Em 19 de março de 1906 passa a se chamar definitivamente “Sociedade dos Albergues Nocturnos” já possuindo neste ano um local definido, localizado, segundo os Estatutos, na rua Asdrúbal do Nascimento, 28, a qual, a partir da década de 20 se desdobrará em uma pequenina passagem com o nome de travessa Noschese, devido a instalação no local de uma fábrica de utensílios metálicos de mesmo nome. Esta casa era e foi durante décadas o único albergue noturno para os pobres em toda a cidade de São Paulo. 

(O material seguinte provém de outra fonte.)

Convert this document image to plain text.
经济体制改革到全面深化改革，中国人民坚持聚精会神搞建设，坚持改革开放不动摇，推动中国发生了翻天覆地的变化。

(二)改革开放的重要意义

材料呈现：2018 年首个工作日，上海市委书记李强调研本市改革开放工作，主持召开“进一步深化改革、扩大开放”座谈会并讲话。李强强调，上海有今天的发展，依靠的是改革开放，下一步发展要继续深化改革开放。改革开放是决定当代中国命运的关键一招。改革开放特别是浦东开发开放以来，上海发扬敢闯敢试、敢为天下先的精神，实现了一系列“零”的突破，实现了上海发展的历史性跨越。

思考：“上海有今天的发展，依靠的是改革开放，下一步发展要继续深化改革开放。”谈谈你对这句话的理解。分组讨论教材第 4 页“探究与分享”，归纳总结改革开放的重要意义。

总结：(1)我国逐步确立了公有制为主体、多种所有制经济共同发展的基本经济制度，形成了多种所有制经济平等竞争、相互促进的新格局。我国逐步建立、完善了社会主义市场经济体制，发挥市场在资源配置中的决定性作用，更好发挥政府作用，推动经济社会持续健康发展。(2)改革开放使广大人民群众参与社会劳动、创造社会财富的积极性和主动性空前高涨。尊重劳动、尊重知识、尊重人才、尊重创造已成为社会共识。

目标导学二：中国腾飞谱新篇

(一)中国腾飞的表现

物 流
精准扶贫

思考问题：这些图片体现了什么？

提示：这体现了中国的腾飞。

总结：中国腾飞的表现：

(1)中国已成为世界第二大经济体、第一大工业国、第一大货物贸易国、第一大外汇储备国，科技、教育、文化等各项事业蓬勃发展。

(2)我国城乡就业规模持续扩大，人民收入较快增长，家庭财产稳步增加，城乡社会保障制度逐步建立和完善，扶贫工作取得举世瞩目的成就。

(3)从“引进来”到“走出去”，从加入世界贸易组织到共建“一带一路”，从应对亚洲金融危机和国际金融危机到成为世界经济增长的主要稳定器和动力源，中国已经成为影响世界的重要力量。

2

A duração da Sociedade estava prevista para 30 anos, passando, portanto, em 1932 – coincidentemente, o mesmo ano da criação da ACF - a ser regida “pelos presentes estatutos e leis do País”. Somente em 1937, por decisão de sua assembleia, os Albergues Nocturnos passaram a ser dirigidos pela Associação Cívica Feminina, no entanto, desde o primeiro ano de existência desta última os contatos entre as duas instituições parecem ter sido frequentes, como nos mostra a existência de um exemplar dos estatutos da Sociedade de Albergues Nocturnos de 1933 nos arquivos da ACF contendo na capa uma referência manuscrita à Maria Thereza Nogueira de Azevedo como “Presidente da Associação Cívica Feminina” quando ela era neste ano a Diretora do Departamento Eleitoral da Associação. Acreditamos assim na possibilidade de um interesse por parte da ACF em incluir entre suas atividades a administração do albergue como consequência coerente dos objetivos estabelecidos em sua fundação, entre os quais se encontrava justamente o auxílio aos pobres e o controle das epidemias que afetavam principalmente as mulheres e as crianças. O período conturbado pelo qual a cidade e o Estado de São Paulo passaram entre 1932 e 1934 certamente contribuiu para o adiamento da anexação do albergue. 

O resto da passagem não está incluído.